The Golden Gate Ferry between Sausalito and San Francisco went into business on August 15, 1970. Jim Garrison was hired the week before and he is still on-deck today, 40 years later.
His title is deck-hand, but Garrison prefers bowswain. At age 79, he has no plans to retire.
"I like the organization and I've made a lot of friends here," he said.
The Nixons took a ride in 1972, but it is the loyal locals who have helped keep the ferries alive.
The Larkspur terminal was built in 1976. San Anselmo residents Elizabeth and Emile Heitner first got on board that same year and started bringing their kids soon after.
"We would go into the city a lot, cable car rides, Muni, free Muni passes, not free any more but that's OK," Elizabeth Heitner said.
Ferry service on the bay dates back to the 1850s, but after the Golden Gate Bridge opened in 1937, ferry ridership dwindled. The service finally shut down in 1941.
For 29 years, the bridge was the only direct route between San Francisco and Marin Counties, but eventually planners had to address increasing traffic congestion.

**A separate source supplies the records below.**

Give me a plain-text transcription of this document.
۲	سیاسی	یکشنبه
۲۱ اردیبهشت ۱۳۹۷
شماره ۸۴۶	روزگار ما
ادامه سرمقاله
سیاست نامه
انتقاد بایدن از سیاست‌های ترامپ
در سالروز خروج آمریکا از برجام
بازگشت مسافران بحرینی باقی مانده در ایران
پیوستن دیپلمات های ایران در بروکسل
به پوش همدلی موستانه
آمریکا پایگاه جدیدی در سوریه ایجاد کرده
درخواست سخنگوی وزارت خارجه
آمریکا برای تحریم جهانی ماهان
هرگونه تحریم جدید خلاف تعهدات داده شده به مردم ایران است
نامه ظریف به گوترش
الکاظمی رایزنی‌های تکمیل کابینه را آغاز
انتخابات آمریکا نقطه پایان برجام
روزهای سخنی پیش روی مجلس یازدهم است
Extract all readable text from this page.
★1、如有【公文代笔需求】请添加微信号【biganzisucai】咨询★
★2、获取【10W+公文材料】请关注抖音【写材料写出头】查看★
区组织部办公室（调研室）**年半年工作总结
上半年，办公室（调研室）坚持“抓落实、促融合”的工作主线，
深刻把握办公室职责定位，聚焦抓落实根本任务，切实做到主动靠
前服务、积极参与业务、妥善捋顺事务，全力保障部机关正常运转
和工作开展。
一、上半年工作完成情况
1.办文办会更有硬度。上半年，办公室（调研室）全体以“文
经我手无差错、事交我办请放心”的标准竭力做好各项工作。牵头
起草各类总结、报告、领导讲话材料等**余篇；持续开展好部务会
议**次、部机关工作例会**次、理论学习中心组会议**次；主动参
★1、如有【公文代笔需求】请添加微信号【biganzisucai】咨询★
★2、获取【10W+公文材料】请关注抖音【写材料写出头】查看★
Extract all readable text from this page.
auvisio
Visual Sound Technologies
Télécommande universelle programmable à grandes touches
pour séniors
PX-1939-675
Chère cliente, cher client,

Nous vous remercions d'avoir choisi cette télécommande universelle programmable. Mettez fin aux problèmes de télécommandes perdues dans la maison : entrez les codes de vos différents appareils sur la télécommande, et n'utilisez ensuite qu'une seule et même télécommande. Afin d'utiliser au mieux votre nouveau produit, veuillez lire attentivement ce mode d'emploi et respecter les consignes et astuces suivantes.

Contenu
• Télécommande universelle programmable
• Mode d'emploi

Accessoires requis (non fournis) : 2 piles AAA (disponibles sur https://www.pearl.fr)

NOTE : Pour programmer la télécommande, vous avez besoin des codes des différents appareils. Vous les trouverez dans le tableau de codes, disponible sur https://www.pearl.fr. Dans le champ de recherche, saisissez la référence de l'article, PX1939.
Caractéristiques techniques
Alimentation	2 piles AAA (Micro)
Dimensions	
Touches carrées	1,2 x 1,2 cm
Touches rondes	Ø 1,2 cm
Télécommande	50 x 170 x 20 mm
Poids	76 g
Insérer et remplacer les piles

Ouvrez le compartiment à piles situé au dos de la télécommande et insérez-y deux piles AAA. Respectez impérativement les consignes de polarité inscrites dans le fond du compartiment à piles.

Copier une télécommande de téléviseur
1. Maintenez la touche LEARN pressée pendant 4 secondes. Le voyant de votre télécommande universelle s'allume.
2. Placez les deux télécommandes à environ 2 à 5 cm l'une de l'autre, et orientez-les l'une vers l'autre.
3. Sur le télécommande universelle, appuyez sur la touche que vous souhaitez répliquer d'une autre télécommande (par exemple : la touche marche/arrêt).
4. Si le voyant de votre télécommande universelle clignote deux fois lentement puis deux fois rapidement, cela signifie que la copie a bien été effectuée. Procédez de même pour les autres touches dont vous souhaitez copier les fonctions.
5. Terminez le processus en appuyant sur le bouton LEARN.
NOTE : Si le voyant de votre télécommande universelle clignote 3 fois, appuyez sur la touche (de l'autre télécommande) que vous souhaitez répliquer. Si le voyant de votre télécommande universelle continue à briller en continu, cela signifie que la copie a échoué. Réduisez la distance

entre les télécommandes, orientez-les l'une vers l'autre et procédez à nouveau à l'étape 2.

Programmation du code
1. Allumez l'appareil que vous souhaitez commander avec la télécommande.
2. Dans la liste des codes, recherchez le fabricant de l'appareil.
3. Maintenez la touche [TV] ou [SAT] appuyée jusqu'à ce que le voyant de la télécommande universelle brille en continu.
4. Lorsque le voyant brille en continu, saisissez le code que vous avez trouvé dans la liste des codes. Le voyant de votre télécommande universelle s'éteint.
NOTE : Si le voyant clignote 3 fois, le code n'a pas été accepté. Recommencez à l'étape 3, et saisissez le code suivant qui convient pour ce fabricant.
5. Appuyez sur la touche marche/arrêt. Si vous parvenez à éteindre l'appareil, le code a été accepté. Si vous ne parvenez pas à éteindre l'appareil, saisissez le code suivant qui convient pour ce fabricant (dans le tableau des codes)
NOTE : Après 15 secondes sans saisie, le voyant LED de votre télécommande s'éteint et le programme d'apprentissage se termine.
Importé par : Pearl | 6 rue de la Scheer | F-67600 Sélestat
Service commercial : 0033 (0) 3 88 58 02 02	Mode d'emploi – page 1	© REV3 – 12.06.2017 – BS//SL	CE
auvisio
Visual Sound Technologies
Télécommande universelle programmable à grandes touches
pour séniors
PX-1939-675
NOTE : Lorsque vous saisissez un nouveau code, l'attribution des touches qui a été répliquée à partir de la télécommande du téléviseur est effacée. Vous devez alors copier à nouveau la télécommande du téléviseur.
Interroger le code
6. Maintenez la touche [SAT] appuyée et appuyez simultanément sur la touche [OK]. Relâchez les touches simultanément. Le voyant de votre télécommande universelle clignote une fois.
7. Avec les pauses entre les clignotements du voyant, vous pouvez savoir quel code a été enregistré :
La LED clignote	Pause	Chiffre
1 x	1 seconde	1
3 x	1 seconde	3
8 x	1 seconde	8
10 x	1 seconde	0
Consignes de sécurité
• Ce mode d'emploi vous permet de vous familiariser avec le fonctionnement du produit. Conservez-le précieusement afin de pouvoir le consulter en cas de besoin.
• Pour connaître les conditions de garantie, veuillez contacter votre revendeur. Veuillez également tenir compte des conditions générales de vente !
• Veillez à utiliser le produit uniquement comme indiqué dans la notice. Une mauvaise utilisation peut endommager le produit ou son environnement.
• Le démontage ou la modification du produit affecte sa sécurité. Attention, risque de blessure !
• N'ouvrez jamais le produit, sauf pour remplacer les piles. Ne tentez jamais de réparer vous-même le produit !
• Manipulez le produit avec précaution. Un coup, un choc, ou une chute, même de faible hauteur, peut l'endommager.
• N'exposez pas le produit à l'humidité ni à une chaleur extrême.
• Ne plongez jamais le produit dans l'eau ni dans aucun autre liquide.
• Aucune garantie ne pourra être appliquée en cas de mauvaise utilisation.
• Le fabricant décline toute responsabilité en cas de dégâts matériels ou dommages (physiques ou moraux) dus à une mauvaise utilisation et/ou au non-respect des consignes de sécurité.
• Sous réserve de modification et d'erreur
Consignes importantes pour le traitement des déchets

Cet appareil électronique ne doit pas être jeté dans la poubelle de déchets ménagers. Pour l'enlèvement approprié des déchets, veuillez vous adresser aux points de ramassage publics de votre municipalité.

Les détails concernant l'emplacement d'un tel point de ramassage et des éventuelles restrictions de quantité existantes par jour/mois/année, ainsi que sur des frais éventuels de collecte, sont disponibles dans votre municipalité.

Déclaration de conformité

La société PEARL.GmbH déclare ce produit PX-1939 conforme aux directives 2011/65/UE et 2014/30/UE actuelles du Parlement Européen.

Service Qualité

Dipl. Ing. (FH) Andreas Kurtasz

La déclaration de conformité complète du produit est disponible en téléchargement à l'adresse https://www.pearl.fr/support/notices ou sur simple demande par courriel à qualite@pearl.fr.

"There were a lot of different studies, add a second deck, build a second bridge," Golden Gate Bridge District spokesperson Mary Currie said.
The Legislature cleared the way for the bridge district to go into the transit business and the Golden Gate Ferry was born.
The most recent additions to the fleet include three high speed catamarans built around the time 13-year-old passenger Noah Wheeler was born. He is impressed with the ferries and Garrison's 40-year career.